The Christies’ only daughter, Rosalind, was born in 1919. The following year The Mysterious Affair at Styles, the first Poirot mystery, was published. Christie’s career successes are intercut with her round-the-world travels (portrayed as sepia photographs), marriage difficulty and a new romance with archaeologist Max Mallowan, and the occasional intrusion of real-world events like World War II.

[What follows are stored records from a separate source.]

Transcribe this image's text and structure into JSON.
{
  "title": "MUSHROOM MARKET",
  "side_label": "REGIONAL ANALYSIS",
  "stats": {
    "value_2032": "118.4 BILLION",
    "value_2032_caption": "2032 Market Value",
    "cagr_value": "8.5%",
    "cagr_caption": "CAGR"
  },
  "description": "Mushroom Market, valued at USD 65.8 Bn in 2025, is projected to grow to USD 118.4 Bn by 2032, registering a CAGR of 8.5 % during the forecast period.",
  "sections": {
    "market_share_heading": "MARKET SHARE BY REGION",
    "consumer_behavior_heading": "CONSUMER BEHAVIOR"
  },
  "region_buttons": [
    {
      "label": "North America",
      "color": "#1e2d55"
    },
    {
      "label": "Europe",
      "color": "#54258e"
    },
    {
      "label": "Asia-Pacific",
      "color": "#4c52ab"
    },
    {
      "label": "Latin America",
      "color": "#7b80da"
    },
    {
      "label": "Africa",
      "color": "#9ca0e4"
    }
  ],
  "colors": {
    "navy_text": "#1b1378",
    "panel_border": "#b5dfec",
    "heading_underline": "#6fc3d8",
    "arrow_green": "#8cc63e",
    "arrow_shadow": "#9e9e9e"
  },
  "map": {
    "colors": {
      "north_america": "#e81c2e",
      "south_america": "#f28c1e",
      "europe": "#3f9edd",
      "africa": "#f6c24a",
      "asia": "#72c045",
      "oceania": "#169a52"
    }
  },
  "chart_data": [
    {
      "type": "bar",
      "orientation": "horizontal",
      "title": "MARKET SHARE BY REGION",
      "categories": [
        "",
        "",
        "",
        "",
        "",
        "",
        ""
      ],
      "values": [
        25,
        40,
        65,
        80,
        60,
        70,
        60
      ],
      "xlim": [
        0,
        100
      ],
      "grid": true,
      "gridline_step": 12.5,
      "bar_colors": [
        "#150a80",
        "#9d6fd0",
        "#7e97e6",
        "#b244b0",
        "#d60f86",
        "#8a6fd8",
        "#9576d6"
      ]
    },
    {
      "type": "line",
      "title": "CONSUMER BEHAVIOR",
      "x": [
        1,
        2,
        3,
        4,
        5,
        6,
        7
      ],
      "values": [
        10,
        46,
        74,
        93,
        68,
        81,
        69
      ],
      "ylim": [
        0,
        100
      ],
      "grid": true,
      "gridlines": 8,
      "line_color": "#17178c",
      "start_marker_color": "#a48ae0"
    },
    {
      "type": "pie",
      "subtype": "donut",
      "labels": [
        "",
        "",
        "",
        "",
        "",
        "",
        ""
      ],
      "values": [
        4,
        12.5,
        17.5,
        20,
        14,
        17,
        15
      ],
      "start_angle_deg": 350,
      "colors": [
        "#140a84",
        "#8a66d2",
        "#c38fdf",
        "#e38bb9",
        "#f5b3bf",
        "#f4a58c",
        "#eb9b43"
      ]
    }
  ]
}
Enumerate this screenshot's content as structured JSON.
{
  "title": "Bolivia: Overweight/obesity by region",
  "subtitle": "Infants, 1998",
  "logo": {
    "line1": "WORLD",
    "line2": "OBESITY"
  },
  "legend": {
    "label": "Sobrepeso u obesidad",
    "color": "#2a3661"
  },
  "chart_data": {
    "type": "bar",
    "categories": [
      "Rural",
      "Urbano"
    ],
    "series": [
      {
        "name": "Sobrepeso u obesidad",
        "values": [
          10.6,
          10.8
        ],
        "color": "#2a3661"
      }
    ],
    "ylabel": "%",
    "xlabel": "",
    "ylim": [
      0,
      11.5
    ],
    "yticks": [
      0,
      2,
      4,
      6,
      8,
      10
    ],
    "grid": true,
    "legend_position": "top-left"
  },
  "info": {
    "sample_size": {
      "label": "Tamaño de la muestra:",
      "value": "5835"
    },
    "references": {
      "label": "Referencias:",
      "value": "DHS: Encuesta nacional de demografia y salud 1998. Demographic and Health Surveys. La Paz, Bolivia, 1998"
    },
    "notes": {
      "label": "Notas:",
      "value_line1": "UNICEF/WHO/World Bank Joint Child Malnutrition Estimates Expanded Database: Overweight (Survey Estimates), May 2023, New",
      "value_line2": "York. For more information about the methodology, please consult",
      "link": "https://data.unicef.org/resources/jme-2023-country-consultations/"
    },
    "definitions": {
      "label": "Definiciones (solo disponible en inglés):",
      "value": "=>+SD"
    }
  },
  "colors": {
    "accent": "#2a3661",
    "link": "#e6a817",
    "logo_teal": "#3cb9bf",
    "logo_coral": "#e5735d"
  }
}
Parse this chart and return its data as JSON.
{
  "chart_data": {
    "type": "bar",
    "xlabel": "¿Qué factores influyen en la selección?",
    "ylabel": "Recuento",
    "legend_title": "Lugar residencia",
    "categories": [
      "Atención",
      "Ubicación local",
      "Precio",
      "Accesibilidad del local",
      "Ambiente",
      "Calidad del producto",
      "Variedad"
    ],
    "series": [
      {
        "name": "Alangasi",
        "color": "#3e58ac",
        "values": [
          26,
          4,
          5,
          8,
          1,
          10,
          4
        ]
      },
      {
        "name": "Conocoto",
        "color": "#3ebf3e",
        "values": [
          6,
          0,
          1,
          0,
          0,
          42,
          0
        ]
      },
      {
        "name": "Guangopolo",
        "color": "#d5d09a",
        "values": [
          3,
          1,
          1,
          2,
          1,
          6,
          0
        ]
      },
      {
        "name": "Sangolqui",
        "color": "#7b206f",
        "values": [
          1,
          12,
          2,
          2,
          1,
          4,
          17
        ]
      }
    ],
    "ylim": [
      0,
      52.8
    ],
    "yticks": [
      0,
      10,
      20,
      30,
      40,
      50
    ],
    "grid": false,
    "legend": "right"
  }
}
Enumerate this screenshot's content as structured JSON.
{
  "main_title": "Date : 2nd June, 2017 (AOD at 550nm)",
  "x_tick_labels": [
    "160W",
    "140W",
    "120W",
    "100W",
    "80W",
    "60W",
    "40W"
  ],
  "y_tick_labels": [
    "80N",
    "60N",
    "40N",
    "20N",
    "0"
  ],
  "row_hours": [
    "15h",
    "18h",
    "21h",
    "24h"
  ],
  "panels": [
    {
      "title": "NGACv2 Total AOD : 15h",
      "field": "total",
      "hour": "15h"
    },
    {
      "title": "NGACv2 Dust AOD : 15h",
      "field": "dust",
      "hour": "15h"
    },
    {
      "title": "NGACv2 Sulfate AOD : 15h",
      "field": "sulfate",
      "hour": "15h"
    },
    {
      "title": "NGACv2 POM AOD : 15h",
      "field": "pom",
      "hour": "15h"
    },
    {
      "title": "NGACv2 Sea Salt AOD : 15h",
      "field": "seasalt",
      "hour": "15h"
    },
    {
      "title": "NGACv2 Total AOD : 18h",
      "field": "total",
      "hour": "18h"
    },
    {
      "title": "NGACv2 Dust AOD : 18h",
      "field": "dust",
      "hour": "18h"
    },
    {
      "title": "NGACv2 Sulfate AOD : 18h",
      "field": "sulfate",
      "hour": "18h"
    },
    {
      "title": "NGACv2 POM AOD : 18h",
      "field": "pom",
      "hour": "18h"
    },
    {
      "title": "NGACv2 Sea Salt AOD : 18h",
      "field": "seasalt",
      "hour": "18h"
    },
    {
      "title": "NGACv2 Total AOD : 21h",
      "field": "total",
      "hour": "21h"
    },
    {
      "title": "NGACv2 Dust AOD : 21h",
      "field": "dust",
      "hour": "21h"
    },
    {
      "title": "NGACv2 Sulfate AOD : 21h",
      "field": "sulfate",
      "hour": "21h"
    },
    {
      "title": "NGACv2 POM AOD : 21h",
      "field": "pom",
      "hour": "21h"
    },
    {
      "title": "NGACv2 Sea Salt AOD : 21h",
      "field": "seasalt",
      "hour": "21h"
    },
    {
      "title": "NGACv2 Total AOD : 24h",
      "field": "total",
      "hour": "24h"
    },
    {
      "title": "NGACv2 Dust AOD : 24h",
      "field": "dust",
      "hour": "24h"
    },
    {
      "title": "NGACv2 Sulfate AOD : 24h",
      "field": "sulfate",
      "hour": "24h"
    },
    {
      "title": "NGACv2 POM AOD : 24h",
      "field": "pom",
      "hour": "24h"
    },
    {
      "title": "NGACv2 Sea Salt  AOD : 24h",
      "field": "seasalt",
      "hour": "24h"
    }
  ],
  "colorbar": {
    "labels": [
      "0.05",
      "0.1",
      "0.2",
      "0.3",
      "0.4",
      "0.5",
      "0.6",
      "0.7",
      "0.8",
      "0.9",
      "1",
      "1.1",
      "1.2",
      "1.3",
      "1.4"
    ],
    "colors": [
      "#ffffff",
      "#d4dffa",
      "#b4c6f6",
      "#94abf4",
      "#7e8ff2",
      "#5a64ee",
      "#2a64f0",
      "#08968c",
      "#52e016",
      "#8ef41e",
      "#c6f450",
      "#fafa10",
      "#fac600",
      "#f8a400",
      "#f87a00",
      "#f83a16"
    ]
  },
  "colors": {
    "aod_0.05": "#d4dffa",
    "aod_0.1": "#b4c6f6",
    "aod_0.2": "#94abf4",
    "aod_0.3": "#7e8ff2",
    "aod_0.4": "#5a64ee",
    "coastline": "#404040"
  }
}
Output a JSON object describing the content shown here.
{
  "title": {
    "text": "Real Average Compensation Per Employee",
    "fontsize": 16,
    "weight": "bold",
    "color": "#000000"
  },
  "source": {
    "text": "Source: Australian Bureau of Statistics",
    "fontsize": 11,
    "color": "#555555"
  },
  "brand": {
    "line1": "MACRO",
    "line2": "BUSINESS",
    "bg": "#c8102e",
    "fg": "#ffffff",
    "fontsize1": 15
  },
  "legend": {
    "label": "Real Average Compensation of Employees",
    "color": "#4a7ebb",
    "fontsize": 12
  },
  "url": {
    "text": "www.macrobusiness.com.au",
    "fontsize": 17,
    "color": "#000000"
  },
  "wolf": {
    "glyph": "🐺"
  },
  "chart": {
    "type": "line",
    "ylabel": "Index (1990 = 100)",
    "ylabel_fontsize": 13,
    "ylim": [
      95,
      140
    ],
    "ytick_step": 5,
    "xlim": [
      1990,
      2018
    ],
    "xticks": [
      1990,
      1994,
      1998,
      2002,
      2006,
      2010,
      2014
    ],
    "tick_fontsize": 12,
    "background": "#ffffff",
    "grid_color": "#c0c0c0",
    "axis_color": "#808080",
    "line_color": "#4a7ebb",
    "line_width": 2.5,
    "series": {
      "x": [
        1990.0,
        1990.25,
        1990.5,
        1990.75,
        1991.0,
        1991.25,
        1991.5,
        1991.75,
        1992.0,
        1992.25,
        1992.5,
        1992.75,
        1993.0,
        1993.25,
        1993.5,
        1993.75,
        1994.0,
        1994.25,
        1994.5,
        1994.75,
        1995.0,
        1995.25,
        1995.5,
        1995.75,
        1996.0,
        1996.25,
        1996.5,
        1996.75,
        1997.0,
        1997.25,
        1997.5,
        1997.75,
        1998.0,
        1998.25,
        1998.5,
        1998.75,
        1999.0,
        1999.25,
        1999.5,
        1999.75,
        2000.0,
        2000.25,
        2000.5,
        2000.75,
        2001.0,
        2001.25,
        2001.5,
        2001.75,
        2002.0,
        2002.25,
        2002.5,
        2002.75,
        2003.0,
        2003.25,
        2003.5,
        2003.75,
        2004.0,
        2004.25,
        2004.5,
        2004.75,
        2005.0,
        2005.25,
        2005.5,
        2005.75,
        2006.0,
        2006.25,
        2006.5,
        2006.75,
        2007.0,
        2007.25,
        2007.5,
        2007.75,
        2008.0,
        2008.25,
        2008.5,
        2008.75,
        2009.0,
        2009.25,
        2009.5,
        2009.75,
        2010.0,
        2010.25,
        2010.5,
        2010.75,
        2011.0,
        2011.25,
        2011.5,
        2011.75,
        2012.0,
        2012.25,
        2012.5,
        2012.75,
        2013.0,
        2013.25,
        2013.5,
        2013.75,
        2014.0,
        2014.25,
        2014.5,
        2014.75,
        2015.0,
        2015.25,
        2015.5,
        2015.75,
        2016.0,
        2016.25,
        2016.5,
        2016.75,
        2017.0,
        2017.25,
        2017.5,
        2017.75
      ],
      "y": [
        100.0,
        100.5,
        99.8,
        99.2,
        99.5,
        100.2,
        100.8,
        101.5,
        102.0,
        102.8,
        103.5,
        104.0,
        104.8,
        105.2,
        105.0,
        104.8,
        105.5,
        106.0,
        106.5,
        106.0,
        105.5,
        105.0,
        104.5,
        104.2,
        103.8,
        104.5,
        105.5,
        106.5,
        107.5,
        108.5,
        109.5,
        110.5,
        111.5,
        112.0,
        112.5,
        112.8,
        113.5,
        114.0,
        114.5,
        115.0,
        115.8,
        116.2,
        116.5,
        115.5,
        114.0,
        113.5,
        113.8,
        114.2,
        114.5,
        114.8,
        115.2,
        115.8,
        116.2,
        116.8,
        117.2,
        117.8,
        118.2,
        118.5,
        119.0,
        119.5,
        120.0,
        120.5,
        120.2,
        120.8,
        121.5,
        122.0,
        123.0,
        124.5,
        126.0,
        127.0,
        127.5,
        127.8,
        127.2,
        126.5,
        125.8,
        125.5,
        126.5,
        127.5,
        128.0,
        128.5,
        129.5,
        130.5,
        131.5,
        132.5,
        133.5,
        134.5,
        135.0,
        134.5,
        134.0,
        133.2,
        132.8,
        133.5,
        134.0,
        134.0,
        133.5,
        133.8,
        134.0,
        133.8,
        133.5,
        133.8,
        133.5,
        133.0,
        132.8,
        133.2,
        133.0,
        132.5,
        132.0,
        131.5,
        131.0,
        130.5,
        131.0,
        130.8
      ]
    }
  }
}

Meanwhile, her invented detectives jockey for her attention: not just Poirot, but Miss Marple and Tommy and Tuppence too. You have to suspend your disbelief during these scenes. I don’t think the authors are literally suggesting that Christie hallucinated conversations with her characters. Rather, it’s a whimsical way of imagining how her detectives took on lives of their own and became ‘real people’ she cared for yet found exasperating – she often threatens to do away with Poirot as Arthur Conan Doyle tried to do with Sherlock Holmes. There were only a couple of pages where I felt that a conversation with Poirot was a false way of conveying information. For the most part, this strategy works well; when coupled with the opening scene in 1926, it keeps the biography from being too much of a chronological slog.
With the exception of the sepia-tinged travel sections, this is a book packed with bright colors, particularly with Christie’s flash of red hair animating the first three quarters. It finishes with a timeline of Christie’s life and a complete bibliography of her works – no doubt invaluable references for diehard fans. I’ve only read one or two Christie books myself (my mother is the real devotee), but I enjoyed this quick peek into a legendary writer’s life. I was reminded of just how broad her reach was: from Hollywood studios to the West End, where The Mousetrap has been showing for a record-breaking 63 years. Her influence cannot be denied.
With thanks to the publisher, SelfMadeHero, for the free copy. Translated from the French by Edward Gauvin. (This one is in paperback!)